- 3 years ago
- Wedding: September 2015
Ok, not just the wedding, but I’ll get back to that. The other day, I tell FI that Ive found the dress, I have it, it’s in my closet. I get a text from FI later on saying that he’s been having trouble breathing the past couple days and will be going to the hospital the following day. He’s on his family’s insurance still and they’re military, so he’s going to the one on post, so I can’t get on to go with him. He tells me he’ll keep me updated the entire time.
Shortly after the update saying he’s being seen, he says they think it’s anxiety related.
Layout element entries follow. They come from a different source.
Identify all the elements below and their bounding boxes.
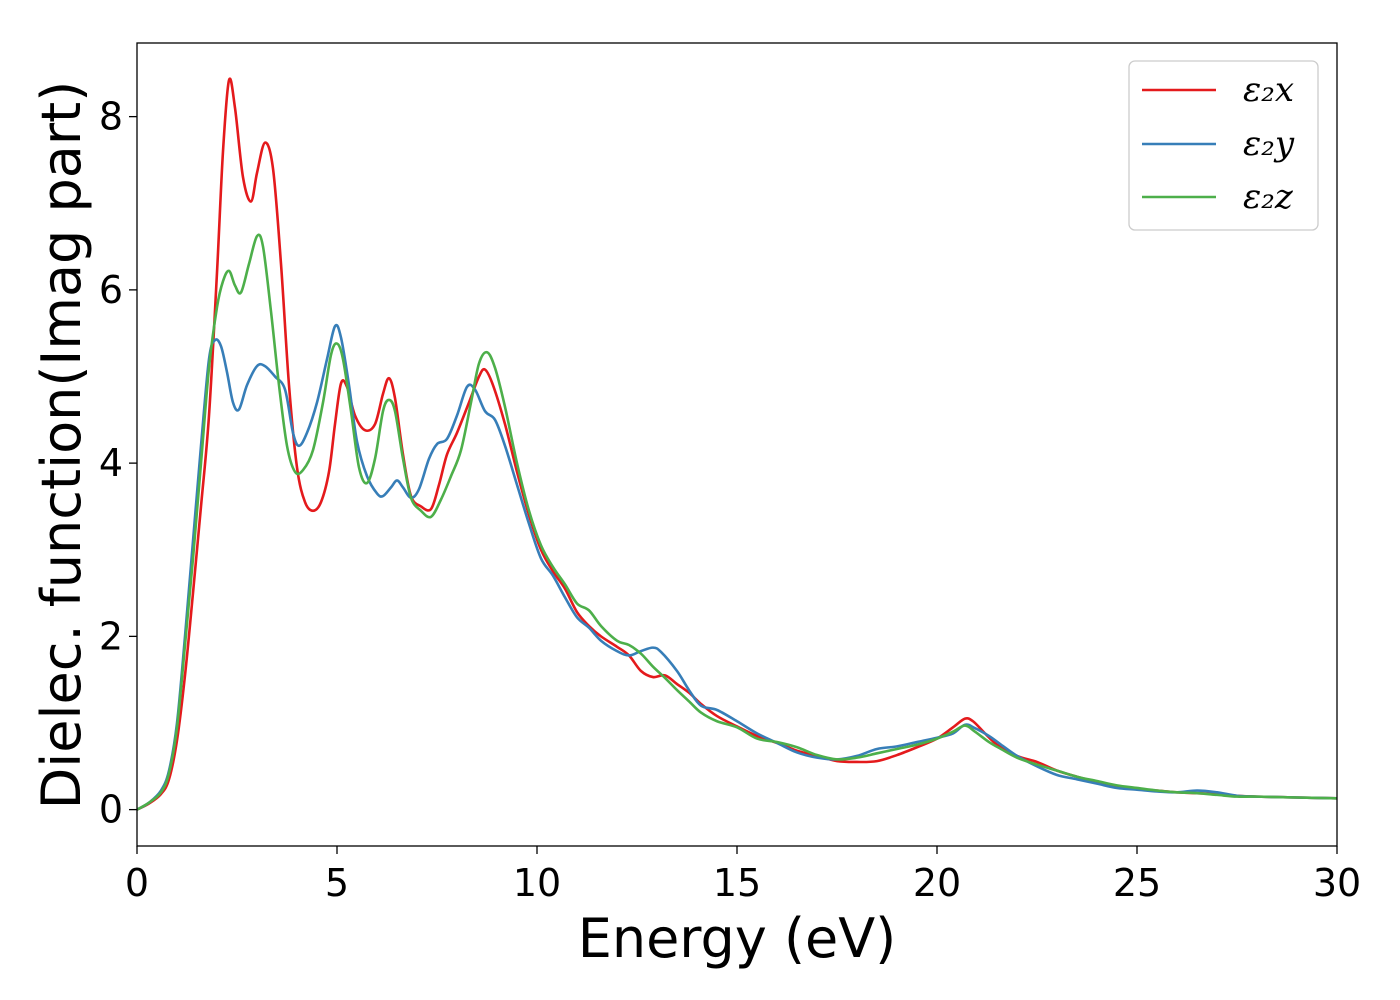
x-axis-ticks: 0 5 10 15 20 25 30 (125, 846, 1361, 905)
x-tick-label: 10 (513, 861, 561, 905)
y-tick-label: 6 (99, 268, 123, 312)
y-tick-label: 0 (99, 788, 123, 832)
y-tick-label: 4 (99, 441, 123, 485)
y-tick-label: 8 (99, 95, 123, 139)
x-tick-label: 5 (325, 861, 349, 905)
legend-frame (1128, 60, 1319, 231)
x-axis-label: Energy (eV) (578, 907, 897, 970)
legend-label-2: ε₂y (1243, 124, 1295, 164)
legend-label-1: ε₂x (1243, 70, 1294, 110)
series-line-2 (137, 323, 1337, 811)
y-axis-ticks: 0 2 4 6 8 (99, 95, 137, 832)
series-line-3 (137, 233, 1337, 811)
y-tick-label: 2 (99, 614, 123, 658)
y-axis-label: Dielec. function(Imag part) (30, 81, 93, 810)
plot-area-frame (136, 42, 1338, 847)
x-tick-label: 0 (125, 861, 149, 905)
series-layer (137, 77, 1337, 811)
x-tick-label: 15 (713, 861, 761, 905)
legend-label-3: ε₂z (1243, 177, 1294, 217)
legend: ε₂x ε₂y ε₂z (1128, 60, 1319, 231)
x-tick-label: 25 (1113, 861, 1161, 905)
x-tick-label: 30 (1313, 861, 1361, 905)
x-tick-label: 20 (913, 861, 961, 905)
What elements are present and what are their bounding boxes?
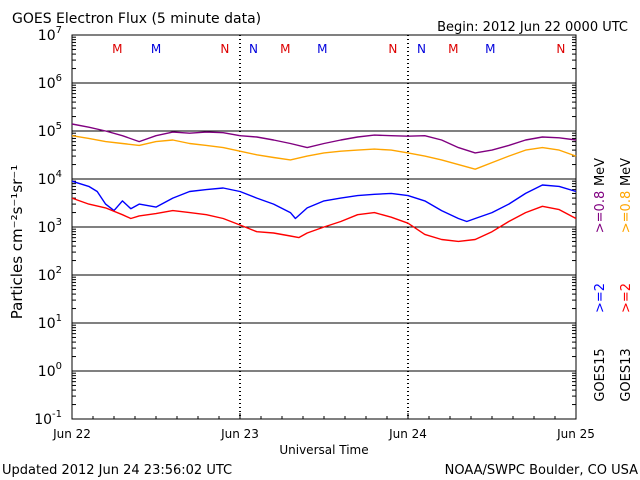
x-tick-label: Jun 24 — [388, 427, 427, 441]
legend: GOES15 GOES13 >=2 >=2 >=0.8 >=0.8 MeV Me… — [593, 158, 634, 402]
marker-m: M — [485, 42, 495, 56]
x-tick-label: Jun 23 — [220, 427, 259, 441]
legend-goes13-2mev: >=2 — [619, 283, 634, 313]
grid-layer — [72, 36, 576, 406]
y-tick-label: 106 — [38, 73, 62, 92]
marker-m: M — [317, 42, 327, 56]
legend-mev-unit-2: MeV — [619, 158, 634, 186]
marker-n: N — [249, 42, 258, 56]
marker-n: N — [388, 42, 397, 56]
updated-timestamp: Updated 2012 Jun 24 23:56:02 UTC — [2, 463, 232, 478]
legend-goes15-08mev: >=0.8 — [593, 191, 608, 233]
x-tick-label: Jun 22 — [52, 427, 91, 441]
marker-m: M — [112, 42, 122, 56]
y-tick-label: 104 — [38, 169, 62, 188]
series-line-goes13-2mev — [71, 197, 577, 243]
begin-label: Begin: 2012 Jun 22 0000 UTC — [437, 20, 628, 35]
legend-goes15-2mev: >=2 — [593, 283, 608, 313]
chart-title: GOES Electron Flux (5 minute data) — [12, 11, 261, 27]
marker-n: N — [556, 42, 565, 56]
x-tick-labels: Jun 22 Jun 23 Jun 24 Jun 25 — [52, 427, 595, 441]
y-tick-label: 107 — [38, 25, 62, 44]
y-axis-label: Particles cm⁻²s⁻¹sr⁻¹ — [8, 165, 26, 319]
marker-m: M — [280, 42, 290, 56]
legend-goes13-08mev: >=0.8 — [619, 191, 634, 233]
marker-m: M — [151, 42, 161, 56]
y-tick-label: 101 — [38, 313, 62, 332]
y-tick-label: 103 — [38, 217, 62, 236]
y-tick-label: 102 — [38, 265, 62, 284]
marker-n: N — [220, 42, 229, 56]
legend-goes15: GOES15 — [593, 348, 608, 401]
legend-mev-unit: MeV — [593, 158, 608, 186]
series-layer — [71, 123, 577, 243]
series-line-goes15-2mev — [71, 180, 577, 223]
marker-m: M — [448, 42, 458, 56]
x-axis-label: Universal Time — [279, 443, 368, 457]
y-tick-labels: 10-1 100 101 102 103 104 105 106 107 — [34, 25, 62, 428]
series-line-goes15-08mev — [71, 123, 577, 154]
y-tick-label: 105 — [38, 121, 62, 140]
y-tick-label: 100 — [38, 361, 62, 380]
legend-goes13: GOES13 — [619, 348, 634, 401]
x-tick-label: Jun 25 — [556, 427, 595, 441]
data-source: NOAA/SWPC Boulder, CO USA — [445, 463, 638, 478]
marker-n: N — [417, 42, 426, 56]
y-tick-label: 10-1 — [34, 409, 62, 428]
series-line-goes13-08mev — [71, 135, 577, 170]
When they ask that standard question “Are you under any stress, have there been any changes lately?”, he told them about getting engaged, graduating college, moving, not finding a job, his mom getting cancer, moving back in with his parents away from his closest friends, planning a wedding, still trying to find a job, and then he just started crying.
Now, FIs not the “Real men don’t cry” kinda guy, but he does tend to avoid doing so in front of other people. I’ve only seen him cry twice since we’ve met. I just felt awful for not realizing sooner and for making things worse. I know telling him about the dress made things very real for him about our getting married. And I’d been trying to talk to him about our plan as far as career and finances and our future go. He’s not blaming anything, but I still feel bad.
On top of that, he’d had an appointment scheduled yesterday to meet with a marine recruiter. He’s always wanted to serve and has been talking about enlisting or going OTS within the next year. He told them he’d been given an anxiety diagnosis and was immediately informed that he cannot enlist, in any branch of the military, for at least two years.
It just sucks and I want so badly to help him out and make it all better, but I know that I can’t. And selfish as it is, I also don’t know what to do about the wedding. He doesn’t need the extra stress, but I really don’t want to put off getting married even further, especially after this instance where I couldn’t be with him at the hospital. I don’t know what to do about any of it.
I firmly believe we aren’t given more than we can handle, but we’re all starting to feel a bit like Job as of late. I just wish we could catch a break for once.